Being mostly staunchly Catholic for my whole life and exclusively attending Catholic school up until that point, it was a whole new experience for me. In school I had only learned Catholics' point of view on things (and born-agains but that's a whole different story) and my amazing, funny, Italian, good looking.....I mean my professor had us read things like The Koran and Zen and the Art of Archery. He grew up Catholic in Italy but now is nothing specific, although he believes in God. He, along with college in general, really taught me to open my sheltered eyes to new things.

Anyway he had us watch "What Dreams May Come" one day in class and I was too intent on trying not to cry in front of the class to enjoy it fully. I just watched it again and it's so stunning to me. The visuals are awesome and the storyline got to me as well. It's really what I'd want and expect an afterlife to be like. You make your own heaven, your own body, and "sinners" get punishments that fit their crimes (kinda like Dante's Inferno, also amazing) but you can be reincarnated if you wish. Sounds good to me.

The movie was really powerful but also makes me realize that anything could happen after death, which I really wish my mom would realize.

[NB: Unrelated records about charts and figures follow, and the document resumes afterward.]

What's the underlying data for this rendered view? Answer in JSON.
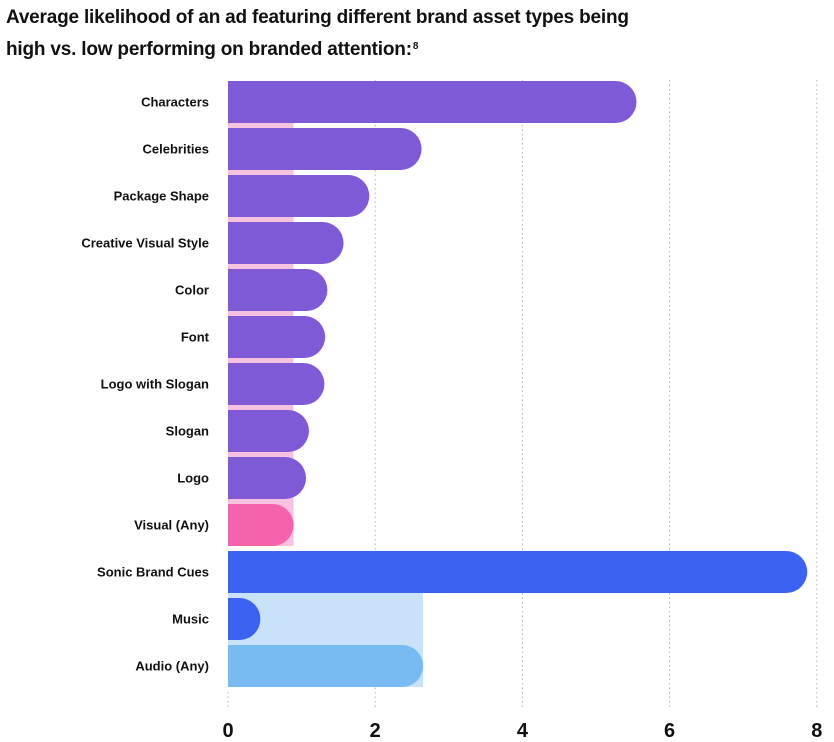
{
  "title": {
    "text": "Average likelihood of an ad featuring different brand asset types being high vs. low performing on branded attention:",
    "footnote": "8"
  },
  "chart_data": {
    "type": "bar",
    "orientation": "horizontal",
    "title": "Average likelihood of an ad featuring different brand asset types being high vs. low performing on branded attention:",
    "xlabel": "",
    "ylabel": "",
    "xlim": [
      0,
      8
    ],
    "xticks": [
      "0",
      "2",
      "4",
      "6",
      "8"
    ],
    "grid": "vertical dotted",
    "categories": [
      "Characters",
      "Celebrities",
      "Package Shape",
      "Creative Visual Style",
      "Color",
      "Font",
      "Logo with Slogan",
      "Slogan",
      "Logo",
      "Visual (Any)",
      "Sonic Brand Cues",
      "Music",
      "Audio (Any)"
    ],
    "values": [
      5.55,
      2.63,
      1.92,
      1.57,
      1.35,
      1.32,
      1.31,
      1.1,
      1.06,
      0.89,
      7.87,
      0.44,
      2.65
    ],
    "groups": [
      {
        "members": [
          "Characters",
          "Celebrities",
          "Package Shape",
          "Creative Visual Style",
          "Color",
          "Font",
          "Logo with Slogan",
          "Slogan",
          "Logo",
          "Visual (Any)"
        ],
        "reference": "Visual (Any)",
        "reference_value": 0.89,
        "bar_color": "#7f5ad6",
        "reference_color": "#f462ad",
        "band_color": "#f7c2df"
      },
      {
        "members": [
          "Sonic Brand Cues",
          "Music",
          "Audio (Any)"
        ],
        "reference": "Audio (Any)",
        "reference_value": 2.65,
        "bar_color": "#3b62f0",
        "reference_color": "#78baf2",
        "band_color": "#c9e1f9"
      }
    ]
  }
}
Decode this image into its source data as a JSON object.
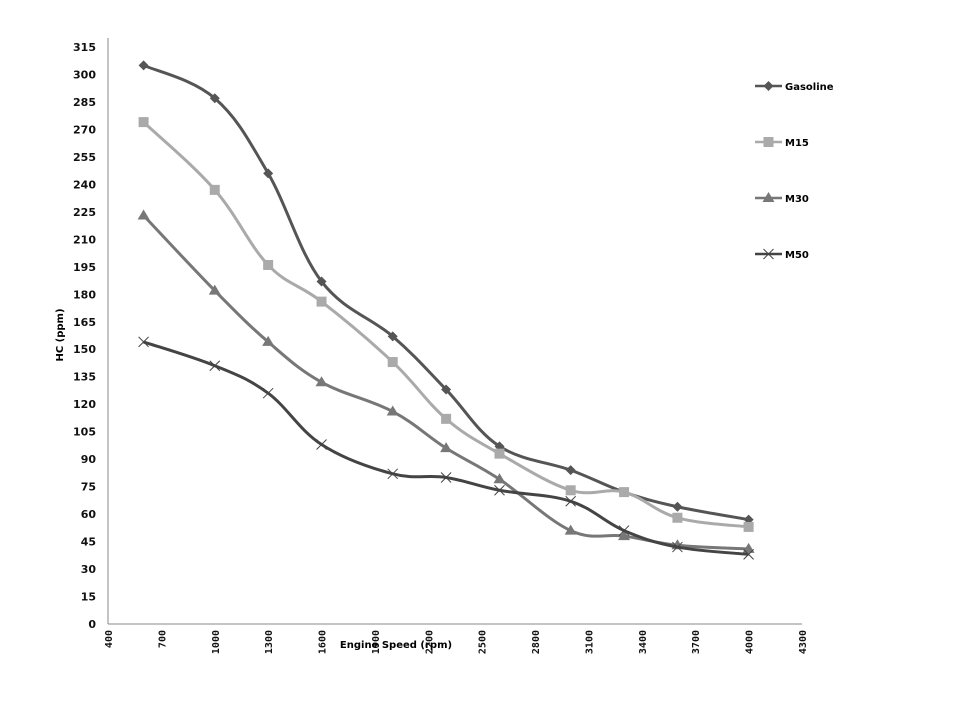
{
  "chart_data": {
    "type": "line",
    "title": "",
    "xlabel": "Engine Speed (rpm)",
    "ylabel": "HC (ppm)",
    "xlim": [
      400,
      4300
    ],
    "ylim": [
      0,
      315
    ],
    "x_ticks": [
      400,
      700,
      1000,
      1300,
      1600,
      1900,
      2200,
      2500,
      2800,
      3100,
      3400,
      3700,
      4000,
      4300
    ],
    "y_ticks": [
      0,
      15,
      30,
      45,
      60,
      75,
      90,
      105,
      120,
      135,
      150,
      165,
      180,
      195,
      210,
      225,
      240,
      255,
      270,
      285,
      300,
      315
    ],
    "grid": false,
    "legend_position": "right",
    "x": [
      600,
      1000,
      1300,
      1600,
      2000,
      2300,
      2600,
      3000,
      3300,
      3600,
      4000
    ],
    "series": [
      {
        "name": "Gasoline",
        "marker": "diamond",
        "color": "#555555",
        "values": [
          305,
          287,
          246,
          187,
          157,
          128,
          97,
          84,
          72,
          64,
          57
        ]
      },
      {
        "name": "M15",
        "marker": "square",
        "color": "#aaaaaa",
        "values": [
          274,
          237,
          196,
          176,
          143,
          112,
          93,
          73,
          72,
          58,
          53
        ]
      },
      {
        "name": "M30",
        "marker": "triangle",
        "color": "#777777",
        "values": [
          223,
          182,
          154,
          132,
          116,
          96,
          79,
          51,
          48,
          43,
          41
        ]
      },
      {
        "name": "M50",
        "marker": "x",
        "color": "#444444",
        "values": [
          154,
          141,
          126,
          98,
          82,
          80,
          73,
          67,
          51,
          42,
          38
        ]
      }
    ]
  }
}
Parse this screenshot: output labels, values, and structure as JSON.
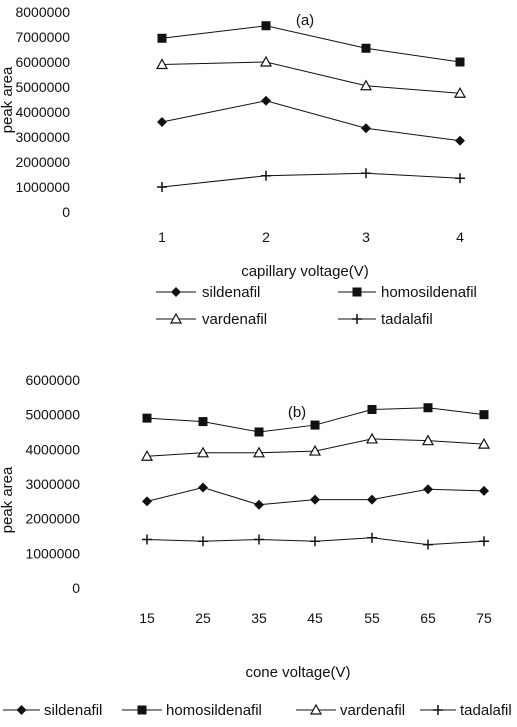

I'm afraid for her sanity lately. She clings to religion and uses it for everything. It's really bothering me that she told me I was "living in sin" the other day (because I live with Andrew). I said "well you're living in the 1920s" which I don't think heped much. I've never thought my parents would be ashamed of anything that I've done, they've always been proud. Certainly my dad could care less that I live with a boy and why would he, he's not religious and he's a hippie.

I really just don't understand how people can be so close minded and I hate it. Why, if two people are in love and plan to be together in the long run, shouldn't they live together? I said that very thing to her and she just said "hmph". I'm actually crying now and I don't know why. I know she's just being ridiculous and it's not like she mentions it every day but I always felt very close to her and I don't want her to hate any part of my life. Well maybe it's so I can move to California and not feel guilty about leaving her. Why the hell do I have to be Italian AND Catholic? That's like a double-whammy of guilt complexes. *sigh*

Tangents tangents, aren't they great? I may have more philosophical discussion about a totally different subject later tonight, inspired by an old high school friend's myspace blog. Stay tuned.

Comments

Anonymous said…
Tying your last two posts together, I agree... People are most scared of things they don't understand.

I think that in cases where religion plays a vital role in a persons life... they are simply using it as a tool to justify their perception of how the world should be so that they don't have to question the reality of it all.

By the way... spiders that walk at different angles, and snakes that move sideways when moving are scary because they are unpredictable!